Trump has clearly ramped it up this week and the polls suggest voters aren’t yet warming to what he has to say. That, of course, may change but Democrats may be feeling more confident. The vice-Presidential debate won’t change the views of the electorate, which the Democrats may be happier with given their lead. It was far more civil than the exchange between the Presidential candidates, although they did shirk the tougher questions.
Naturally, we’re all left speculating on whether the markets are positioning for – and therefore welcoming – a Democratic President or even a clean sweep. I remain cautious on this front. They may not view it as negatively as they did before and it may bring economic benefits in the near-term, but I wonder whether the relief we’re seeing could be a reflection of widening polls and therefore the potential for the result being contested in the courts. I guess we’ll see if the polls narrow again.
Near-term momentum with the oil bulls
A little profit taking on Wednesday hasn’t deterred oil bulls, with WTI waltzing over the $40 barrier this morning. While longer term risks remain tilted to the downside, it’s impossible to ignore the fact that outages in Norway and the Gulf of Mexico are supportive for prices, especially when in the case of the former we don’t know how long it will last and the latter, how severe the damage suffered will be.

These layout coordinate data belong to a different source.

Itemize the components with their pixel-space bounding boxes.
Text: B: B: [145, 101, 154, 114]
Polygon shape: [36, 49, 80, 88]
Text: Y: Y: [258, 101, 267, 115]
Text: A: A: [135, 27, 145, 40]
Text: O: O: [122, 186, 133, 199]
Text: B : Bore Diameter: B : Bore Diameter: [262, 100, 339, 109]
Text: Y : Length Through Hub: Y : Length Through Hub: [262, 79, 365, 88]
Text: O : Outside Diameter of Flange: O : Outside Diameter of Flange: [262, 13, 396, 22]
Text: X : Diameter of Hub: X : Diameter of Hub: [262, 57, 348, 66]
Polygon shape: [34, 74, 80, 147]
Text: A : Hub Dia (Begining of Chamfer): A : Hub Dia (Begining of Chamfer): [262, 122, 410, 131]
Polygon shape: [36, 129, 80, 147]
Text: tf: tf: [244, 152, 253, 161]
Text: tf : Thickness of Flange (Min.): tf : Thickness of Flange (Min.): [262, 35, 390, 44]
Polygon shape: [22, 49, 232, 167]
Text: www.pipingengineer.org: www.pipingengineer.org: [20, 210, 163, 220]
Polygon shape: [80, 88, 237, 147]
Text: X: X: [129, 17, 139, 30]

We’re not talking small numbers either, 330,000 barrels equivalent of lost output in Norway. It’s unknown how long the Norweigen strikes will last but should a resolution not soon be found, the outages could reach up to 966,000 barrels of oil equivalent per day by 14 October, around a quarter of total Norweigen output.
Hurricane Delta – now a category two storm and still strengthening – will reach the coast on Friday and the extent of the damage should soon be known. The Gulf represents 17% of US output, a substantial number of potential lost output if the storm strengthens and forces more evacuations. With eight weeks of Hurricane season still to run, it’s a heavy cost on the industry.
Gold struggling to recover
Gold has struggled to recover the losses from Tuesday, with the yellow metal lingering below $1,900. The downtrend since August remains very much intact, despite the recovery since late September. A break through this weeks highs may make things more interesting though and could represent a momentum shift.
While I still think the decline since August is a corrective action, with more upside to come in the medium term, I remain unconvinced that the correction has run its course. There’s clear support below around $1,850, if this goes then $1,800 could quickly come under pressure.